Il va sans dire que ces pratiques demeurent toujours  existantes et  ne semblent pas faciles à changer,  surtout que  les règles juridiques et organisationnelles  qui n’ont pas réussi, auparavant,  à protéger l’indépendance et la neutralité de l’administration n’ont pas changé.

Indubitablement, c’est aux fonctionnaires de l’Etat de changer cette réalité, car ils sont les seuls  qui sont « professionnellement  spécialisés dans les actions gouvernantes » et sont, donc,  les plus aptes  à assurer la mise en ordre voir la refondation de l’appareil administratif de l’Etat. Pour cette raison, l’administration Tunisienne est dans l’obligation de dépasser sa passivité  et prendre l’initiative   pour  faire sa propre révolution.
En effet, l’urgence de la reforme administrative, et l’importance de la révision de la législation et des règles   régissant le fonctionnement de l’administration,   découlent de l’idée selon laquelle la réussite de la Tunisie dans   son passage d’un Etat  policier à un Etat de droit , dépend de la réussite du  passage d’une  situation marquée par une totale subordination de l’administration au pouvoir politique, vers une subordination  ou une soumission de l’administration au droit.

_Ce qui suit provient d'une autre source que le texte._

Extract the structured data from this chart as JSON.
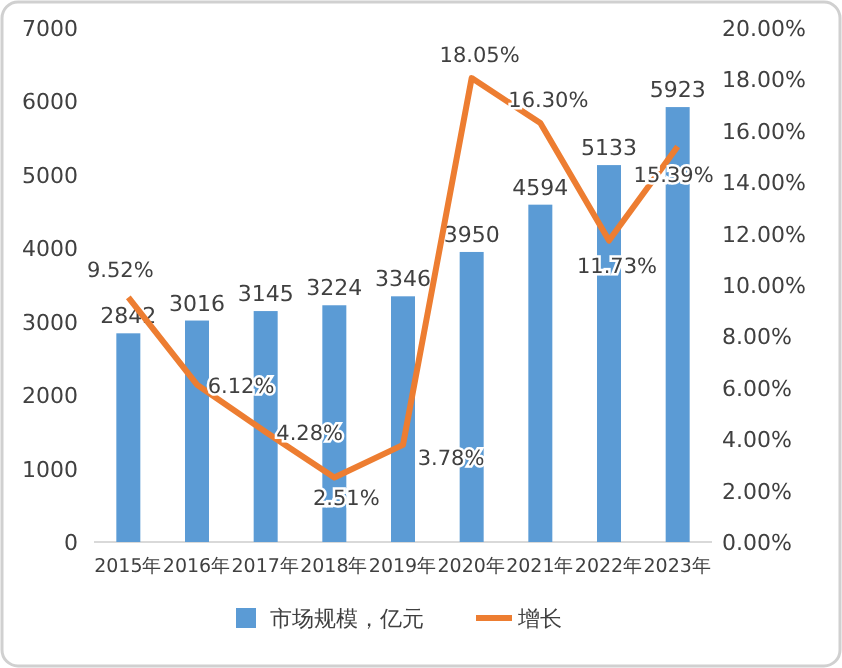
{
  "chart_data": {
    "type": "bar",
    "categories": [
      "2015年",
      "2016年",
      "2017年",
      "2018年",
      "2019年",
      "2020年",
      "2021年",
      "2022年",
      "2023年"
    ],
    "series": [
      {
        "name": "市场规模，亿元",
        "color": "#5b9bd5",
        "values": [
          2842,
          3016,
          3145,
          3224,
          3346,
          3950,
          4594,
          5133,
          5923
        ]
      },
      {
        "name": "增长",
        "type": "line",
        "axis": "y2",
        "color": "#ed7d31",
        "values": [
          9.52,
          6.12,
          4.28,
          2.51,
          3.78,
          18.05,
          16.3,
          11.73,
          15.39
        ],
        "value_labels": [
          "9.52%",
          "6.12%",
          "4.28%",
          "2.51%",
          "3.78%",
          "18.05%",
          "16.30%",
          "11.73%",
          "15.39%"
        ]
      }
    ],
    "data_labels": true,
    "ylim": [
      0,
      7000
    ],
    "yticks": [
      0,
      1000,
      2000,
      3000,
      4000,
      5000,
      6000,
      7000
    ],
    "y2lim": [
      0,
      20
    ],
    "y2ticks": [
      {
        "value": 0,
        "label": "0.00%"
      },
      {
        "value": 2,
        "label": "2.00%"
      },
      {
        "value": 4,
        "label": "4.00%"
      },
      {
        "value": 6,
        "label": "6.00%"
      },
      {
        "value": 8,
        "label": "8.00%"
      },
      {
        "value": 10,
        "label": "10.00%"
      },
      {
        "value": 12,
        "label": "12.00%"
      },
      {
        "value": 14,
        "label": "14.00%"
      },
      {
        "value": 16,
        "label": "16.00%"
      },
      {
        "value": 18,
        "label": "18.00%"
      },
      {
        "value": 20,
        "label": "20.00%"
      }
    ],
    "legend": "bottom",
    "grid": false,
    "line_style": "solid",
    "marker": "none"
  }
}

Cela dit qu’aujourd’hui,  les fonctionnaires  de l’Etat et tous les agents de l’administration sont tenus  d’aider voir d’orienter le gouvernement  actuel à s’intégrer  dans une logique de construction d'un système fondé sur les principes de transition démocratique au pouvoir (administratif et politique), et non sur les principes de l'appropriation du pouvoir .
Un système nouveau basé sur des nouvelles règles organisationnelles valorisant le rôle de l’administration et son poids, mettant ainsi fin à  cette image qui la stigmatise, et la réduit à un simple outil d’exécution mis à la disposition  du pouvoir politique. Cette image dégradante devrait être remplacée par une autre  selon laquelle l’administration sera perçue en  tant que composante appart entière du pouvoir exécutif, et un garant de la bonne marche de l’Etat

Bref et eu égard à toutes les raisons ci-dessus citées, on peut affirmer que la révision de la relation entre l’administration publique et le pouvoir politique  et l’évolution de l’image de l’administration auprès des usagers  sont d’une acuité incontournable, et demeurent une composante  déterminante de la réussite de cette période transitoire.

Et il va sans dire aussi qu’un tel constat  suppose (comme premier pas) que  la neutralité de l’administration et la consolidation de sa position, ainsi que l’indépendance des fonctionnaires et leur protection soient inscrites et garanties par la nouvelle constitution.

Et pour conférer à ce sujet  toute sa portée, il suffit de nous rappeler que  depuis  le 14 janvier, lorsque le pouvoir politique a failli, c’est l’administration qui a sauvé la pérennité de l’Etat.